An army vet fired shortly before he was scheduled to return from an extended medical leave, which he had been on since purportedly threatening his supervisor, failed to show he was discharged because of his PTSD, a federal district court in Louisiana ruled, finding no evidence of pretext in his employer’s stated reason for the adverse action—he violated the company’s workplace violence policy. The court also granted summary judgment against his ADA and state-law claims for hostile work environment and retaliation (Johnson v. JP Morgan Chase Bank, NA, February 14, 2018. James, R.).
The operations specialist at a bank’s document storage facility, who had served in the Gulf War in 2003, alleged he suffered from PTSD. He claimed that in October 2014, his supervisor began harassing him. Although he complained to HR in December that she had improperly coached and counseled him, he did not report any harassment based on disability. Shortly after that, he was transferred, at his request, to another facility.
Threats. The following month, the employee, crying, depressed, and tired, purportedly told a mailroom supervisor “he was mad enough to kill” his supervisor. A few minutes later, he asked his manager “What is she trying to do; make me hurt her or something?… I didn’t go in the army, spend 22 years to come out and hurt no civilians.” When asked if “there would be a tipping point as to when” he might hurt her, he allegedly responded that he did not know “in that state.” A third coworker he spoke to that morning testified that he said he would pay the supervisor a visit before leaving town if he was discharged.
Medical leave. Sent home after that incident, the employee went to his doctor and then went on a medical leave of absence, which was extended multiple times. Shortly before he was scheduled to return in April, he told the company’s VP of security he could not remember making any threatening statements. Although his leave was extended through May 31, he was terminated on May 28 for violating the company’s workplace violence policy.
Hostile work environment. In his subsequent lawsuit, the employee first alleged that his employer violated the ADA and state law by allowing “an intolerable and hostile working environment to exist.” Although he alleged numerous actions by his supervisor over a three month period, only one—informing others that he had PTSD and was a trained killer—was based on his disability. But the employee did not hear her tell anyone he had PTSD, did know when she made the comments, did not know when he learned she made the comments, and did not know whom she told. Nor did she say anything directly to him about his disability. Thus, while the supervisor’s conduct may have been subjectively offensive, it was not sufficiently extreme, said the court, granting his employer judgment as a matter of law on this claim.
Retaliation.
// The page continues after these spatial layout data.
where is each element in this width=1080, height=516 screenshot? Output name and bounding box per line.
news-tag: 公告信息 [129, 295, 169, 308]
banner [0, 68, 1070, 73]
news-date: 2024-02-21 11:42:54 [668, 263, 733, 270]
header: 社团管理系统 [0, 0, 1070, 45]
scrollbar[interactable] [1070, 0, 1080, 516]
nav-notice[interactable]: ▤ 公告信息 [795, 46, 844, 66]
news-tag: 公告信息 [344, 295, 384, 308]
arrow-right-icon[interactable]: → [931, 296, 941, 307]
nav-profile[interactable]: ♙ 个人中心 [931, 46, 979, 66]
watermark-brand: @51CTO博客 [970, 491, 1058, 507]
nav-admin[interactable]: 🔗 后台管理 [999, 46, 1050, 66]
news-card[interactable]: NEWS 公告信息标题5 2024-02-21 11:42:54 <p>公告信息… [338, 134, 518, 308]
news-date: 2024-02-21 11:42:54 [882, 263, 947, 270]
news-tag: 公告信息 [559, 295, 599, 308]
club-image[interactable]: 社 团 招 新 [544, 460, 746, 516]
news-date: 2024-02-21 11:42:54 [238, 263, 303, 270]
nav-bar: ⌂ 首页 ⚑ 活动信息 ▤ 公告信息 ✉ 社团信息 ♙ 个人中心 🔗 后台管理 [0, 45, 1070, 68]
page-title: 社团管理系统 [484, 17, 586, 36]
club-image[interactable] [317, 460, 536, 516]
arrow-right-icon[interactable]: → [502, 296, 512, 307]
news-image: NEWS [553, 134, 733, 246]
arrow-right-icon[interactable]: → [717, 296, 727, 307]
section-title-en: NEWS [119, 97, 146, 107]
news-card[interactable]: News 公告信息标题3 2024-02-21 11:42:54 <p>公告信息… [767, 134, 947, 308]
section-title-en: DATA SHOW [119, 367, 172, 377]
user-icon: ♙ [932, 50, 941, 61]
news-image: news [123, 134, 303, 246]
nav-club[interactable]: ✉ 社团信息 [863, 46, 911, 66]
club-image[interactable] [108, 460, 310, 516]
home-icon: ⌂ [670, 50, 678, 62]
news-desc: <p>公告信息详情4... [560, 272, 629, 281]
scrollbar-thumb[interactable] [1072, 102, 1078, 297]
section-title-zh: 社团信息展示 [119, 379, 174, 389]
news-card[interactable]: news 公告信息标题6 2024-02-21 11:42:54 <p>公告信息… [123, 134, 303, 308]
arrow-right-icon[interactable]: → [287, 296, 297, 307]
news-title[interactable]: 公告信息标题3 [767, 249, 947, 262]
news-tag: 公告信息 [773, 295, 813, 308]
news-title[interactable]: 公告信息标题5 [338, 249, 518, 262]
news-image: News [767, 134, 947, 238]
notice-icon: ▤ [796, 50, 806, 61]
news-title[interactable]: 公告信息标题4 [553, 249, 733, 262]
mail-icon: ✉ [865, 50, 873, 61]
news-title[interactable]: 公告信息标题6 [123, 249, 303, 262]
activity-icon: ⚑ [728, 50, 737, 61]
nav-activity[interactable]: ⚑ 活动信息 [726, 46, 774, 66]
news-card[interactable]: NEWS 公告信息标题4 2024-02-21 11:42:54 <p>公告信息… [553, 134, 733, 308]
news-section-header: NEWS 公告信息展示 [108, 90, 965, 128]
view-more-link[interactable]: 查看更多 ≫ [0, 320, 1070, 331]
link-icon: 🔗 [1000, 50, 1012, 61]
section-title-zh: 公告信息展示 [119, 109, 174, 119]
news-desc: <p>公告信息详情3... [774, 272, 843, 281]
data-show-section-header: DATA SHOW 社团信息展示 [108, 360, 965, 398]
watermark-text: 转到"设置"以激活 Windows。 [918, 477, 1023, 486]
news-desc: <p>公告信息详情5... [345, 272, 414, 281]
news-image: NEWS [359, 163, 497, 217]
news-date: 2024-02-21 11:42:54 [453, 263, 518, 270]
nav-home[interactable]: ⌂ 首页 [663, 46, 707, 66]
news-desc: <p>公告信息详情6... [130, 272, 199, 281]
As to the employee’s claim he was discharged in retaliation for complaining about the harassment, the court pointed out that in his only complaint to HR, he did not mention that the supervisor had told others about his PTSD or that she harassed him based on his disability. Nor did he tell his manager about her alleged disability-related comments. Finding no evidence that he notified the company of any discrimination or harassment based on disability, the court found he failed to show he participated in an activity protected under the ADA and thus this claim failed as well.
Disability discrimination. Turning to his claim he was fired because of his PTSD, the court, assuming without deciding that he established a prima facie case of discrimination, found the employer produced a legitimate, nondiscriminatory reason for discharging him: He violated the workplace violence policy. The employee argued, however, that some of the evidence upon which the company relied was inadmissible hearsay. He pointed first to an averment by the Employee Relations VP, who stated that based on her review of the records, the investigation revealed he made the threatening statements.
Not hearsay. The employee contended that his alleged statement to the mailroom supervisor, which was then repeated by that supervisor to the VP of security, was hearsay within hearsay. But his statement, explained the court, wasn’t hearsay because it wasn’t offered to prove he was actually mad enough to kill the supervisor but rather to show the company discharged him because it perceived, in good faith, that he was a danger to her. Nor was the mailroom supervisor’s statement hearsay as it was not offered to show the employee uttered those words but that he reported the alleged threat.
The security VP’s email recounting the mailroom supervisor’s report was also admissible as a record of a regularly conducted activity. The Employee Relations VP averred she had access to HR files relating to employees and that the exhibit was made by a person with personal knowledge of the events, was made as a regular practice, and was kept in the course of the company’s regularly conducted business activity. Thus, the court found the company’s proffered evidence was admissible.
Pretext. As to pretext, the employee first argued that the timing of his discharge, shortly after the company learned he would return from medical leave, was suspicious. However, said the court, while this might be evidence of a prima facie case of discrimination, it was not evidence of pretext. And while he claimed that he did not say what his coworkers claimed he said, and thus that he did not violate the workplace violence policy, the court explained that even assuming the company mistakenly believed his coworkers, he failed to show it did not, in good faith, perceive their accounts to be true, or that its perception of his actions was not the real reason for discharge. Accordingly, the bank was entitled to judgment as a matter of law on this claim.